Selain dana untuk membeli mesin, Anda juga harus menyiapkan pabrik, meski tak butuh lahan luas. Suwanto menyarankan, jika baru merintis, bikin pabrik di atas lahan seluas 500 m2 dahulu. Mesinnya juga bisa memakai yang bekas dulu.  

Mesin utama adalah mesin injeksi plastik. Kata Suwanto, harga mesin ini dalam kondisi bekas mencapai puluhan juta rupiah. Hingga kini Podo Seneng mengoperasikan 8 unit mesin injeksi.

Di dalam mesin harus ada alat pencetak (moulding) yang akan membentuk kemasan seperti desainnya. Investasi untuk cetakan baru ini sekitar Rp 60 juta–Rp 100 juta.
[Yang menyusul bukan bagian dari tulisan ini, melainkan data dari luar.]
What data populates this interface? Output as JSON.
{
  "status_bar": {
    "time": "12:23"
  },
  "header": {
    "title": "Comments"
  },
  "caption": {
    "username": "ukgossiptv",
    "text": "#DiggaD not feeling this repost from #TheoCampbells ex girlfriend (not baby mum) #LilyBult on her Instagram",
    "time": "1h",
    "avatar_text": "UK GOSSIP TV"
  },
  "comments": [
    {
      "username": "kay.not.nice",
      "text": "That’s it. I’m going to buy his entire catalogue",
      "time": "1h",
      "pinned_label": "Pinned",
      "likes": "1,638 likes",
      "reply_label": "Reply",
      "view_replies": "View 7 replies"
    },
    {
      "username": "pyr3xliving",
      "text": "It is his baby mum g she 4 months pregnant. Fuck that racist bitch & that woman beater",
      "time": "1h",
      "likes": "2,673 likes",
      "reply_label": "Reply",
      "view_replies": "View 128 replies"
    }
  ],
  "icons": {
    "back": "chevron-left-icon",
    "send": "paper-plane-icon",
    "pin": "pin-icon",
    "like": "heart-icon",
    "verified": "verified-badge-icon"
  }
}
Dus, jika ada pelanggan yang mau order pot kosmetik dengan bentuk khusus, Suwanto mewajibkan pelanggan untuk ikut berinvestasi untuk cetakan tersebut.

Lalu, dia akan membuat cetakan dengan mesin yang ia punya. Makanya, order pot dengan model baru bisa lebih lama, mencapai dua bulan. Sementara, mesin dan peralatan pendukung pembuatan wadah kosmetik terdiri dari mesin giling (crusher) untuk recycling.

Baik Podo Seneng maupun KIM mengimpor semua mesin injeksinya. “Kami impor mesin dari Jepang, Taiwan, dan Jerman,” ungkap Alex.

Adapun bahan baku yang digunakan adalah bijih plastik. Sisanya, pot kosmetik yang sudah jadi untuk dihancurkan. Ini untuk menghemat energi.

Untuk wadah sudah jadi, Suwanto tak berani mengambil dari pemulung. Pasalnya, wadah dari luar tidak terjamin kebersihannya. Suwanto hanya menggunakan wadah buangan dari produk sendiri yang ada di pabrik dan belum pernah digunakan. “Kalau pun ambil dari luar, kami pilih wadah dari bijih plastik yang orisinil,” katanya.

Proses pembuatannya cukup sederhana. Bijih plastik dimasukkan ke dalam mesin, lalu diinjeksi ke dalam cetakan. Tiap kemasan kosmetik biasanya terdiri dari beberapa item, seperti tutup, inner atau bagian dalam, dan pot.

Waktu produksi berlangsung selama 18 detik–20 detik. Dus, untuk membuat sebuah wadah kosmetik, waktu yang dibutuhkan sekitar satu menit.

Jika dihitung-hitung, modal yang dibutuhkan untuk memulai bisnis ini bisa lebih dari Rp 300 juta. Meski padat modal, Suwanto bilang usaha ini tidak padat karya. Buktinya ia hanya memperkerjakan 30 orang karyawan. Maklumlah, sebagian besar pekerjaan ditangani mesin. Karyawan hanya dibutuhkan untuk quality control dan finishing, seperti pengemasan.

Ia menambahkan, belanja terbesar dalam usaha ini ialah pembelian bijih plastik. Suwanto mengaku tidak sampai mengimpor bijih plastik. Selain itu, pengeluaran terbesar ialah pada pembayaran gaji karyawan dan biaya listrik.

Di sisi lain, KIM tak hanya mengandalkan bijih plastik dalam pembuatan wadah kosmetik. Sebagai bagian dari inovasinya KIM juga menggunakan bahan baku akrilik.